A while ago in January The Black Hebrew Israelites were speaking/shouting/proselytizing to surrounding people at Lincoln Memorial. The speaker claimed that the word “Indian” means “savage”. A member from the crowd approached the speakers, claiming he was a historian, and that “Indian” is a Spanish word meaning “God-like people”. Interestingly the speaker from the Black Hebrew Israelites agreed with him.
I had never heard this etymology before. I searched a number of dictionaries but they didn’t give an etymology. At Merriam-Webster many of the user who looked up the word said they were prompted to do so because of this section of the video.
So I went to Online Etymology Dictionary, and found no trace of the word God.
In my admittedly meager research I did find a question on this very site, Why do Americans still call Native Americans “Indians”?. Interestingly I found some trace of this etymology from a quotation of comedian George Carlin in the second answer. I quote from the quotation from the answer of that user:
Now, the Indians. I call them Indians because that’s what they are. They’re Indians. There’s nothing wrong with the word Indian. First of all, it’s important to know that the word Indian does not derive from Columbus mistakenly believing he had reached “India”. India was not even called by that name in 1492; it was known as Hindustan. More likely, the word Indian comes from Columbus’s description of the people he found here. He was an Italian, and did not speak or write very good Spanish, so in his written accounts he called the Indians “Una gente in Dios”. A people in God. In God. In Dios. Indians. It’s a perfectly noble and respectable word.
Now, in fairness, I noticed that Carlin says “more likely the word Indian comes from”, so it seems he qualified that statement with an expression of uncertainty.
Anyway, that’s what I found. In a comment to that answer a user comments:
Deriving “Indian” from “In Dios” really really really sounds like a backronym (or backmanteau, or whatever). George Carlin was a comedian, not an etymologist or historian.
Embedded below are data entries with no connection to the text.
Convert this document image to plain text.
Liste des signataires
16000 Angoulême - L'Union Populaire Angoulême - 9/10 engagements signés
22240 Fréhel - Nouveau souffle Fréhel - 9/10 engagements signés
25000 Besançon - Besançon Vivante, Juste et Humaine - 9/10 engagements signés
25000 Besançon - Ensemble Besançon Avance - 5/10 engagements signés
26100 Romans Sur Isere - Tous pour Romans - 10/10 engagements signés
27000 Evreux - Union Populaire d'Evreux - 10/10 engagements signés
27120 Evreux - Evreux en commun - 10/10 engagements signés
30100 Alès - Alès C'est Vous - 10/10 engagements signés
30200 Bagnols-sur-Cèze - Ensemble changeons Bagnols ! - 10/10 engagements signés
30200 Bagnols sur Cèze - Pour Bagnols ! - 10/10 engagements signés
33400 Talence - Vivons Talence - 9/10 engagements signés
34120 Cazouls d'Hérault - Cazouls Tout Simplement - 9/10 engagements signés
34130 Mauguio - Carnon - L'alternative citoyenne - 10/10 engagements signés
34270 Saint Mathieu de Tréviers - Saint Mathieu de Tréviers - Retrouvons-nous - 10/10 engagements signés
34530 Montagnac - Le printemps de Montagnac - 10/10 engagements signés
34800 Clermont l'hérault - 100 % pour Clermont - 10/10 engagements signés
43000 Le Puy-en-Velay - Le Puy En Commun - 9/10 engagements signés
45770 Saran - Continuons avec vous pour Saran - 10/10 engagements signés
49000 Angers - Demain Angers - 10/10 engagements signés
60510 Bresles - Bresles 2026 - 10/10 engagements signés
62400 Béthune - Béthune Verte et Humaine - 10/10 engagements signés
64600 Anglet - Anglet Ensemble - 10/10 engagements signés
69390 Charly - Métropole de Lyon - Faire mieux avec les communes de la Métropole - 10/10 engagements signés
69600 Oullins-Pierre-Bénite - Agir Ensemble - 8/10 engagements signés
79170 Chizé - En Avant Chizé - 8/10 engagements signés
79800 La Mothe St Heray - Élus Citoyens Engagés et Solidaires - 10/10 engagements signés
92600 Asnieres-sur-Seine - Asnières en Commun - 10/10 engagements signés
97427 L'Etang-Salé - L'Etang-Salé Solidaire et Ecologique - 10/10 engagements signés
I have good reason to doubt this etymology, but it’s surprising that it seems to be a popular etymology doing the rounds, such that two speakers in that video believed it, one of whom claimed he was a historian, and George Carlin also spread this.
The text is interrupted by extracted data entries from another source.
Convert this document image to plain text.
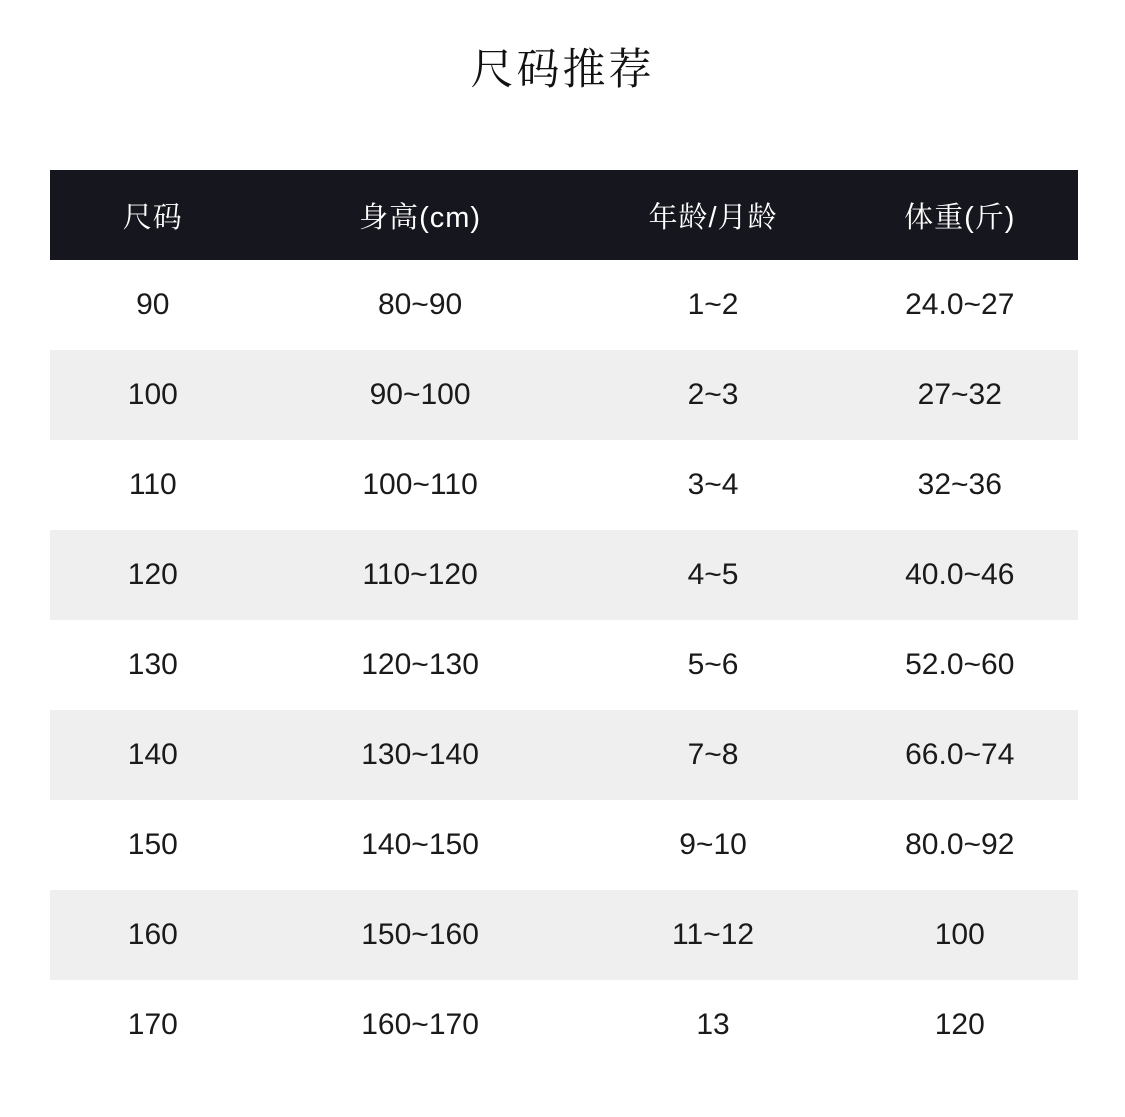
尺码推荐
尺码	身高(cm)	年龄/月龄	体重(斤)
90	80~90	1~2	24.0~27
100	90~100	2~3	27~32
110	100~110	3~4	32~36
120	110~120	4~5	40.0~46
130	120~130	5~6	52.0~60
140	130~140	7~8	66.0~74
150	140~150	9~10	80.0~92
160	150~160	11~12	100
170	160~170	13	120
My first question is: This is a false etymology, right? If so, any idea where it originated?
Second question (just for general knowledge): The word India was used for the geographical area of India going back a long way correct? It’s not the case that it was only referred to as Hindustan. My reading on Wikipedia suggests that “India” was used by Herotodus in 4th century BC and from the 9th century in Old English.
A Hathi Trust search of the bilingual (Spanish/English) edition of the Cecil Jane translation of The Four Voyages of Columbus: A Documentary History reports 90 instances of the word gente and 50 instances of the word Dios, but 0 instances of the phrase gente in Dios.
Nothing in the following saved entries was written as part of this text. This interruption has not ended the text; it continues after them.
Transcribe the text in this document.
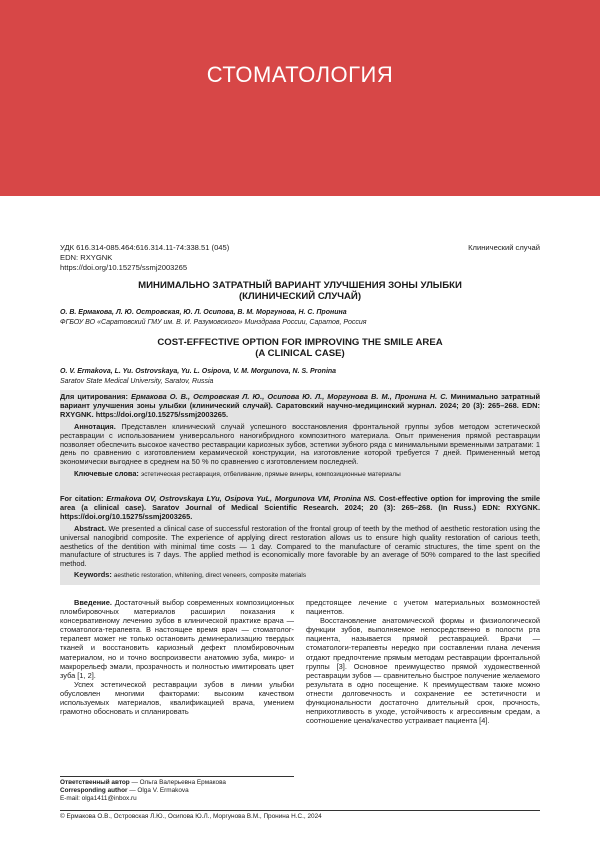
СТОМАТОЛОГИЯ
УДК 616.314-085.464:616.314.11-74:338.51 (045)
EDN: RXYGNK
https://doi.org/10.15275/ssmj2003265
Клинический случай
МИНИМАЛЬНО ЗАТРАТНЫЙ ВАРИАНТ УЛУЧШЕНИЯ ЗОНЫ УЛЫБКИ
(КЛИНИЧЕСКИЙ СЛУЧАЙ)
О. В. Ермакова, Л. Ю. Островская, Ю. Л. Осипова, В. М. Моргунова, Н. С. Пронина
ФГБОУ ВО «Саратовский ГМУ им. В. И. Разумовского» Минздрава России, Саратов, Россия
COST-EFFECTIVE OPTION FOR IMPROVING THE SMILE AREA
(A CLINICAL CASE)
O. V. Ermakova, L. Yu. Ostrovskaya, Yu. L. Osipova, V. M. Morgunova, N. S. Pronina
Saratov State Medical University, Saratov, Russia

Для цитирования: Ермакова О. В., Островская Л. Ю., Осипова Ю. Л., Моргунова В. М., Пронина Н. С. Минимально затратный вариант улучшения зоны улыбки (клинический случай). Саратовский научно-медицинский журнал. 2024; 20 (3): 265–268. EDN: RXYGNK. https://doi.org/10.15275/ssmj2003265.

Аннотация. Представлен клинический случай успешного восстановления фронтальной группы зубов методом эстетической реставрации с использованием универсального наногибридного композитного материала. Опыт применения прямой реставрации позволяет обеспечить высокое качество реставрации кариозных зубов, эстетики зубного ряда с минимальными временными затратами: 1 день по сравнению с изготовлением керамической конструкции, на изготовление которой требуется 7 дней. Примененный метод экономически выгоднее в среднем на 50 % по сравнению с изготовлением последней.

Ключевые слова: эстетическая реставрация, отбеливание, прямые виниры, композиционные материалы

For citation: Ermakova OV, Ostrovskaya LYu, Osipova YuL, Morgunova VM, Pronina NS. Cost-effective option for improving the smile area (a clinical case). Saratov Journal of Medical Scientific Research. 2024; 20 (3): 265–268. (In Russ.) EDN: RXYGNK. https://doi.org/10.15275/ssmj2003265.

Abstract. We presented a clinical case of successful restoration of the frontal group of teeth by the method of aesthetic restoration using the universal nanogibrid composite. The experience of applying direct restoration allows us to ensure high quality restoration of carious teeth, aesthetics of the dentition with minimal time costs — 1 day. Compared to the manufacture of ceramic structures, the time spent on the manufacture of structures is 7 days. The applied method is economically more favorable by an average of 50% compared to the last specified method.

Keywords: aesthetic restoration, whitening, direct veneers, composite materials

Введение. Достаточный выбор современных композиционных пломбировочных материалов расширил показания к консервативному лечению зубов в клинической практике врача — стоматолога-терапевта. В настоящее время врач — стоматолог-терапевт может не только остановить деминерализацию твердых тканей и восстановить кариозный дефект пломбировочным материалом, но и точно воспроизвести анатомию зуба, микро- и макрорельеф эмали, прозрачность и полностью имитировать цвет зуба [1, 2].

Успех эстетической реставрации зубов в линии улыбки обусловлен многими факторами: высоким качеством используемых материалов, квалификацией врача, умением грамотно обосновать и спланировать

предстоящее лечение с учетом материальных возможностей пациентов.

Восстановление анатомической формы и физиологической функции зубов, выполняемое непосредственно в полости рта пациента, называется прямой реставрацией. Врачи — стоматологи-терапевты нередко при составлении плана лечения отдают предпочтение прямым методам реставрации фронтальной группы [3]. Основное преимущество прямой художественной реставрации зубов — сравнительно быстрое получение желаемого результата в одно посещение. К преимуществам также можно отнести долговечность и сохранение ее эстетичности и функциональности достаточно длительный срок, прочность, неприхотливость в уходе, устойчивость к агрессивным средам, а соотношение цена/качество устраивает пациента [4].

Ответственный автор — Ольга Валерьевна Ермакова
Corresponding author — Olga V. Ermakova
E-mail: olga1411@inbox.ru
© Ермакова О.В., Островская Л.Ю., Осипова Ю.Л., Моргунова В.М., Пронина Н.С., 2024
Christopher Columbus going ashore in the Antilles, was struck by the profound well-being of the island Arawak. He called them indios, not because he imagined them to be inhabitants of (which in the fifteenth century was still called Hindustan) but because he recognized that these friendly, generous Taino people, soon to be extinct, lived in blessed harmony with their surroundings—"una gente in Dios, "a People in God."*
*(Courtesy of Russell Means)
These sources suggest that Russell Means, a Native American activist, was the earliest recorded source of the proposed etymology. Means may have been making this argument for some time (he was born in 1939), but I don’t find any reference to his suggested etymology from before 1981.
Etymology Online reports that the word Indian in relation to subcontinental India entered English around 1300 and appeared in English texts in connection with North American native peoples no later than 1553:
Indian (adj., n.)
"inhabit of India or South Asia; pertaining to India," c. 1300 (noun and adjective), from Late Latin indianus, from India (see India). Applied to the aboriginal native inhabitants of the Americas from at least 1553 as a noun (1610s as an adjective), reflecting Spanish and Portuguese use, on the mistaken notion that America was the eastern end of Asia (it was also used occasionally 18c.-19c. of inhabitants of the Philippines and indigenous peoples of Australia and New Zealand). The Old English adjective was Indisc, and Indish (adj.) was common in 16c.
When a term is claimed to have a specific origin, it seems reasonable to ask for two kinds of corroboration: (1) evidence that the person who is said to have coined the expression actually said the word or (in this case) phrase that is attributed to him or her; and (2) evidence that the claimed origin was proposed or has for a reasonably long time been taken seriously by scholarly etymologists.
In the present case, we have no evidence that Columbus ever recorded the phrase "gente in Dios"; the paper trail for the claimed etymology (at this point) goes no farther back than 1981; its most likely popularizer had no academic background in linguistics; and (as far as I know) no professional etymologist has argued in favor of the claimed origin. Therefore, I think, the claim that "gente in Dios" is the source of Indian in connection with Native Americans is very probably an instance of false (or perhaps folk) etymology.